Sayap Kelalawar itu semakin mengembang, serat tali yang mengikatnya mulai longgar, dan dengan perlahan kelalawar itu berdiri dengan kedua kakinya.

“BOOOM!” Kerangkeng itu meledak seketika, semua orang yang berdiri disana terkapar karena terhentak dengan ledakan itu. Dan Kelalawar itu muncul dari asap ledakan, dengan terbang vertikal ke atas, kedua sayapnya berhasil mengembang sempurna.

“Ctak!” Darwin lalu dengan sigap berusaha menyalakan alat peledak di kaki Kelalawar, menggunakan pengendali jarak jauh berbentuk smartphone.

“SINYAL PENERIMA BERADA DILUAR JANGKAUAN!” Muncul notifikasi seperti itu ketika Darwin melihat layar smartphone-nya.

“Ada apa?” Satria, mempertanyakan mengapa peledaknya belum berfungsi.

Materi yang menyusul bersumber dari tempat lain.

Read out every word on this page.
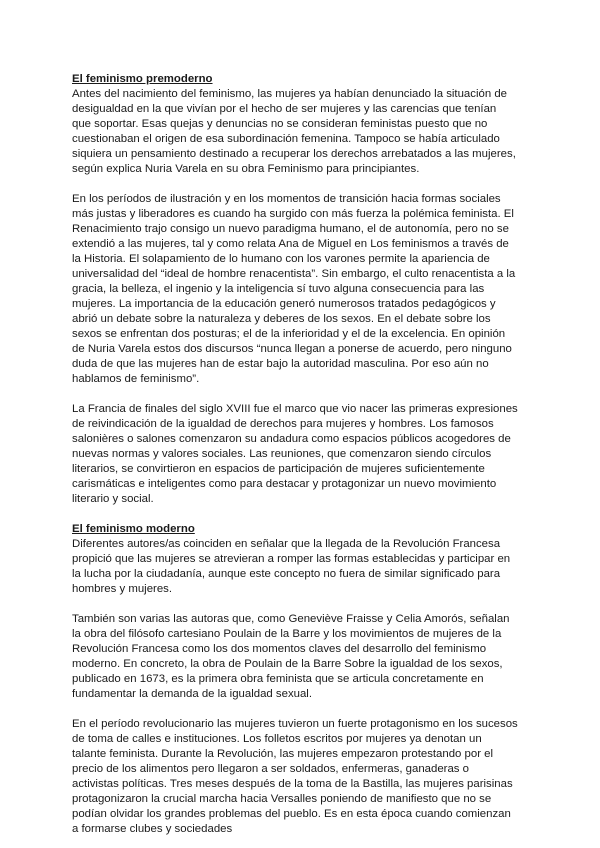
El feminismo premoderno

Antes del nacimiento del feminismo, las mujeres ya habían denunciado la situación de desigualdad en la que vivían por el hecho de ser mujeres y las carencias que tenían que soportar. Esas quejas y denuncias no se consideran feministas puesto que no cuestionaban el origen de esa subordinación femenina. Tampoco se había articulado siquiera un pensamiento destinado a recuperar los derechos arrebatados a las mujeres, según explica Nuria Varela en su obra Feminismo para principiantes.

En los períodos de ilustración y en los momentos de transición hacia formas sociales más justas y liberadores es cuando ha surgido con más fuerza la polémica feminista. El Renacimiento trajo consigo un nuevo paradigma humano, el de autonomía, pero no se extendió a las mujeres, tal y como relata Ana de Miguel en Los feminismos a través de la Historia. El solapamiento de lo humano con los varones permite la apariencia de universalidad del “ideal de hombre renacentista”. Sin embargo, el culto renacentista a la gracia, la belleza, el ingenio y la inteligencia sí tuvo alguna consecuencia para las mujeres. La importancia de la educación generó numerosos tratados pedagógicos y abrió un debate sobre la naturaleza y deberes de los sexos. En el debate sobre los sexos se enfrentan dos posturas; el de la inferioridad y el de la excelencia. En opinión de Nuria Varela estos dos discursos “nunca llegan a ponerse de acuerdo, pero ninguno duda de que las mujeres han de estar bajo la autoridad masculina. Por eso aún no hablamos de feminismo”.

La Francia de finales del siglo XVIII fue el marco que vio nacer las primeras expresiones de reivindicación de la igualdad de derechos para mujeres y hombres. Los famosos salonières o salones comenzaron su andadura como espacios públicos acogedores de nuevas normas y valores sociales. Las reuniones, que comenzaron siendo círculos literarios, se convirtieron en espacios de participación de mujeres suficientemente carismáticas e inteligentes como para destacar y protagonizar un nuevo movimiento literario y social.

El feminismo moderno

Diferentes autores/as coinciden en señalar que la llegada de la Revolución Francesa propició que las mujeres se atrevieran a romper las formas establecidas y participar en la lucha por la ciudadanía, aunque este concepto no fuera de similar significado para hombres y mujeres.

También son varias las autoras que, como Geneviève Fraisse y Celia Amorós, señalan la obra del filósofo cartesiano Poulain de la Barre y los movimientos de mujeres de la Revolución Francesa como los dos momentos claves del desarrollo del feminismo moderno. En concreto, la obra de Poulain de la Barre Sobre la igualdad de los sexos, publicado en 1673, es la primera obra feminista que se articula concretamente en fundamentar la demanda de la igualdad sexual.

En el período revolucionario las mujeres tuvieron un fuerte protagonismo en los sucesos de toma de calles e instituciones. Los folletos escritos por mujeres ya denotan un talante feminista. Durante la Revolución, las mujeres empezaron protestando por el precio de los alimentos pero llegaron a ser soldados, enfermeras, ganaderas o activistas políticas. Tres meses después de la toma de la Bastilla, las mujeres parisinas protagonizaron la crucial marcha hacia Versalles poniendo de manifiesto que no se podían olvidar los grandes problemas del pueblo. Es en esta época cuando comienzan a formarse clubes y sociedades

“Aku lupa memasang antena untuk jarak jauhnya! Aku harus mencari antenanya sekarang!” Darwin, bergegas ke arah box.

“Berapa jarak maksimal yang bisa dijangkau, jika antenanya terpasang?” Satria,

“100 meter!” Darwin, yang sedang mencari antena di dalam box peralatan.

“Ini percuma,” Satria, ketika melihat kelalawar sudah terbang melewati jarak 100 meter dari mereka. “Aku harus melakukanya!” Lalu Ia menghampiri kotak peralatan juga.